Aanzienlijke dividendopbrengsten
Een van de meest gerespecteerde beleggingsfondsbeheerders van het moment is Brian Rogers van T. Rowe Price, beheerder van het ongeveer 120 aandelen tellende T. Rowe Price Equity Income (PRFDX). Rogers belegt in large cap waardeaandelen en zoekt daarnaast naar bedrijven met aanzienlijke dividendopbrengsten. Niemand spreekt tegen, dat het fonds gedurende de afgelopen 20 jaar betrouwbare, solide rendementen heeft opgeleverd en het wordt beschouwd als een van de meest robuuste waarden in de branche. Het fonds heeft echter een kostenratio van 0,72 procent, laag voor een beleggingsfonds maar nog altijd hoog ten opzichte van ETFs.

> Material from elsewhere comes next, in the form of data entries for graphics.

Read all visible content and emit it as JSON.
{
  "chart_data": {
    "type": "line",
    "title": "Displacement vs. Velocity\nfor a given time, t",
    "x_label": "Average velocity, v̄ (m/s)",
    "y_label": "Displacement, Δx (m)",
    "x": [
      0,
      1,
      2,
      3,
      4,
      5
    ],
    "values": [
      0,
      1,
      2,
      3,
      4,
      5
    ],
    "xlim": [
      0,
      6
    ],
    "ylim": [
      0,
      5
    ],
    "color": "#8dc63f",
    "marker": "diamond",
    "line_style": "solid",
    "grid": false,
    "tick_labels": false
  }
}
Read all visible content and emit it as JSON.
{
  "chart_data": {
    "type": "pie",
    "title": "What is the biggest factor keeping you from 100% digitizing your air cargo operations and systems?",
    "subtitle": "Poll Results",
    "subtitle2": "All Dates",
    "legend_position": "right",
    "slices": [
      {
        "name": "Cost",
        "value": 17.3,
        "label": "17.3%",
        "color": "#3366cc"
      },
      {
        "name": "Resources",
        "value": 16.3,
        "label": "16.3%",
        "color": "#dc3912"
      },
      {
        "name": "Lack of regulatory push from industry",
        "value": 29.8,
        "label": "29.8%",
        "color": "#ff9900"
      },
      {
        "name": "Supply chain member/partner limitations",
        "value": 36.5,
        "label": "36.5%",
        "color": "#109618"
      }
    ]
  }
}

Bovendien kunnen ETF-beleggers blootstelling verkrijgen aan grotendeels dezelfde marktsegmenten als T. Rowe Price Equity Income, maar tegen minder dan de helft van de kosten, als zij beleggen in ETFs zoals Vanguard Value ETF (VTV) (kostenratio 0,14 procent), Vanguard Dividend Appreciation ETF (VIG) (vergoeding 0,23%), iShares S&P 500 Value Index (IVE) (vergoeding 0,18 procent), Vanguard High Dividend Yield Index ETF (VYM) (vergoeding 0,20 procent) of WisdomTree LargeCap Dividend ETF (DLN) (vergoeding 0,28 procent). Aangezien T. Rowe Price Equity Income een overweging heeft in financiële instellingen, is het ook een optie om de portefeuille te kopiëren met PowerShares Dividend Achievers (PFM), dat duurder is dan de andere bovengenoemde ETFs (vergoeding 0,60 procent), maar nog altijd goedkoper dan T. Rowe Price Equity Income.
Vastrentend terrein
Op vastrentend terrein zei Vanguard-grondlegger en legende in de beleggingsbranche Jack Bogle onlangs tegen Morningstar, dat hij "bezorgd" is over de vastrentende markten en dat hij daarom lange looptijden zou vermijden. Hij adviseerde beleggers om te overwegen de helft van hun vastrentende allocatie te steken in kortlopende obligaties en de andere helft in obligaties met een middellange looptijd.
Om Bogle’s advies op te volgen, is het bijvoorbeeld mogelijk te beleggen in obligatiefondsen voor kortlopende effecten zoals Vanguard Short-Term Bond Index (VBISX) (kostenratio 0,22 procent) of Vanguard Short-Term Federal (VSGBX) (kostenratio 0,22 procent). Andere opties zijn fondsen voor middellanglopende obligaties waaronder Vanguard Intermediate-Term Bond Index (VBIIX) (vergoeding 0,22 procent), Vanguard Intermediate-Term Tax-Exempt (VWITX) (vergoeding 0,20 procent), Vanguard Intermediate-Term Treasury (VFITX) (vergoeding 0,25 procent) en Vanguard Intermediate-Term Investment-Grade (VFICX) (vergoeding 0,24 procent).
Opnieuw kunnen beleggers die Bogle’s advies volgen, ook veel goedkoper beleggen in ETFs in de beide categorieën die Bogle aanbeveelt. Voor de kortlopende obligaties is er iShares Barclays Short Treasury Bond ETF (SHV) terwijl iShares Barclays 3-7 Year Treasury Bond (IEI) een optie is voor het middellange segment van een obligatieportefeuille. Beide ETFs kosten slechts 0,15 procent, wat laag is naar ETF-maatstaven en aanzienlijk lager dan de kosten voor beleggingsfondsen. Een nog voordeliger ETF voor middellanglopende obligaties is SPDR Barclays Intermediate Term Treasury Bond ETF (ITE), dat slechts 0,13 procent berekent. En omdat Bogle Morningstar onlangs vertelde dat hij een lichte voorkeur heeft voor bedrijfsobligaties boven staatsleningen, kan een belegger die zijn mening deelt ook iShares iBoxx $ Investment Grade Corp Bond ETF (LQD) overwegen, een ETF voor obligaties met een middellange looptijd en een beheervergoeding van slechts 0,15 procent.
Deze voorbeelden tonen aan dat een brede waaier aan ETFs beleggers in staat stelt om tegen lage kosten in te zetten op uiteenlopende beleggingsthema’s. Met name ook thema’s die momenteel worden aangeprezen door een aantal bekende en alom gerespecteerde beheerders van beleggingsfondsen.